Methods: A comprehensive literature search was conducted across PubMed, Scopus, ScienceDirect, Cochrane Library, and Google Scholar for studies published up to March 2026. Eligible studies were selected according to predefined PICOS criteria. The outcomes were analyzed using the random-effects model on Rstudio with results reported as risk ratios (RRs) and 95% confidence intervals (CIs), and a p-value of less than 0.05 was set as a significant result. Trial Sequential Analysis (TSA) was conducted using TSA software to evaluate the required information size (RIS) and control for random errors.

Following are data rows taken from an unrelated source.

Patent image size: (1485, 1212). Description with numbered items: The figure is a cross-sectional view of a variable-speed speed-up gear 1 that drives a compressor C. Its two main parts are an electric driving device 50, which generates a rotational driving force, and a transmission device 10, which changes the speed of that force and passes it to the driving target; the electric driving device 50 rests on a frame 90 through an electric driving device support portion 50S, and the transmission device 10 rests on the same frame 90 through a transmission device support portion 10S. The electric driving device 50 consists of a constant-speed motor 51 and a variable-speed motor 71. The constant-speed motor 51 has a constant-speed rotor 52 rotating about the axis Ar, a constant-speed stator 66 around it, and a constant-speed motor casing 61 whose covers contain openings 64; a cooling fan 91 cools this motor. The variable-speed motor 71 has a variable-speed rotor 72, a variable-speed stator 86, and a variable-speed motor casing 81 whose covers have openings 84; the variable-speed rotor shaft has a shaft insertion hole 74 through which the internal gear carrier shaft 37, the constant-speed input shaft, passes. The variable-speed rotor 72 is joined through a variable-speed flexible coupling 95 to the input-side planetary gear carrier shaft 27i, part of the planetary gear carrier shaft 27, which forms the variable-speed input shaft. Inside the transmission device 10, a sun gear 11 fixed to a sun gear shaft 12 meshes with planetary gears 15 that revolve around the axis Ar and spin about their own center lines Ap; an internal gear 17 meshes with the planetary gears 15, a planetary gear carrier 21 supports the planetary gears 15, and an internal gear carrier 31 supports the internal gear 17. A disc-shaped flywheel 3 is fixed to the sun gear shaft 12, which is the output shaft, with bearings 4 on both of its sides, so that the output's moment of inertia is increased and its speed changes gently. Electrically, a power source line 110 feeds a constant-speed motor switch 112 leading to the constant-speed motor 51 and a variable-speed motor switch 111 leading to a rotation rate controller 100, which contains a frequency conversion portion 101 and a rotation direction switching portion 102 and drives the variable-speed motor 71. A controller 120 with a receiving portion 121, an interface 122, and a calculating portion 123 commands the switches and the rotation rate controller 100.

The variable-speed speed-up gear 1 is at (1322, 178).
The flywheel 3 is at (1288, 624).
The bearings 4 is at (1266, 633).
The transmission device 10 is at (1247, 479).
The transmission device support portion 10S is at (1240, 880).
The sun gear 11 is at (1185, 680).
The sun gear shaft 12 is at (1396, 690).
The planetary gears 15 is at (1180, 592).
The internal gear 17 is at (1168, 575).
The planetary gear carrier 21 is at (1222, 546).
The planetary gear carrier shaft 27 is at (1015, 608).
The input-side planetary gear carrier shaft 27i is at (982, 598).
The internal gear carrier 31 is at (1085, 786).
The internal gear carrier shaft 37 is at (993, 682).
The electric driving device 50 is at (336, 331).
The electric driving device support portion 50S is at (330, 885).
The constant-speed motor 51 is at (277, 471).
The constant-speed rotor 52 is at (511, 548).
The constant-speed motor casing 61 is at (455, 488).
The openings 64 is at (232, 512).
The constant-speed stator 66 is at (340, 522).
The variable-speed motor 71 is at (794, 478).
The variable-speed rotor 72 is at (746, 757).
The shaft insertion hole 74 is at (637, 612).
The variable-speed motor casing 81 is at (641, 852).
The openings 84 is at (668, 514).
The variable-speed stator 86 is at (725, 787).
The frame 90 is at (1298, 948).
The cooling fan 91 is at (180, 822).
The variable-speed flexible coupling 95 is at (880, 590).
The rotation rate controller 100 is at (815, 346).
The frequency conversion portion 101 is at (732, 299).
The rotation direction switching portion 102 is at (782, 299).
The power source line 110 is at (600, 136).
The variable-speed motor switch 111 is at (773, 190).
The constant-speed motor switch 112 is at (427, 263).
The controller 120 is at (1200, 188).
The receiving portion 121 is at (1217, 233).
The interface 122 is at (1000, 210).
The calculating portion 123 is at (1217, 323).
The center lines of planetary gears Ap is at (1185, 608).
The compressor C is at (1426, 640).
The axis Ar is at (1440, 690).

Results: Four studies encompassing 526 treated sites were included in this review. Meta-analysis results of postoperative healing demonstrated a significant benefit of TTech, with a RR of 7.19 (95% CI: 2.24; 23.13; p = 0.0009). These findings were further validated by TSA, which confirmed robustness by crossing the TSA boundaries, but the cumulative number of subjects did not reach the RIS. Narrative synthesis results from a preclinical study consistently showed that BBL-treated implant surfaces achieved significantly greater bone-to-implant contact, increased inter-thread bone area, and reduced crestal bone loss compared with conventional surfaces. Clinically, TTech was associated with improved implant stability, enhanced osseointegration on CBCT, and accelerated soft tissue healing. Compared to chlorhexidine mouthwash, TTech promoted earlier pain relief and superior early wound healing, highlighting its potential to optimize both hard and soft tissue recovery following implant therapy.
Conclusion: Current evidence positions TTech as a promising bioactive agent in dentistry, with beneficial effects on osseointegration, soft tissue healing, and postoperative pain reduction. Further long-term clinical studies are crucial to confirm its sustained effectiveness and establish standardized treatment protocols.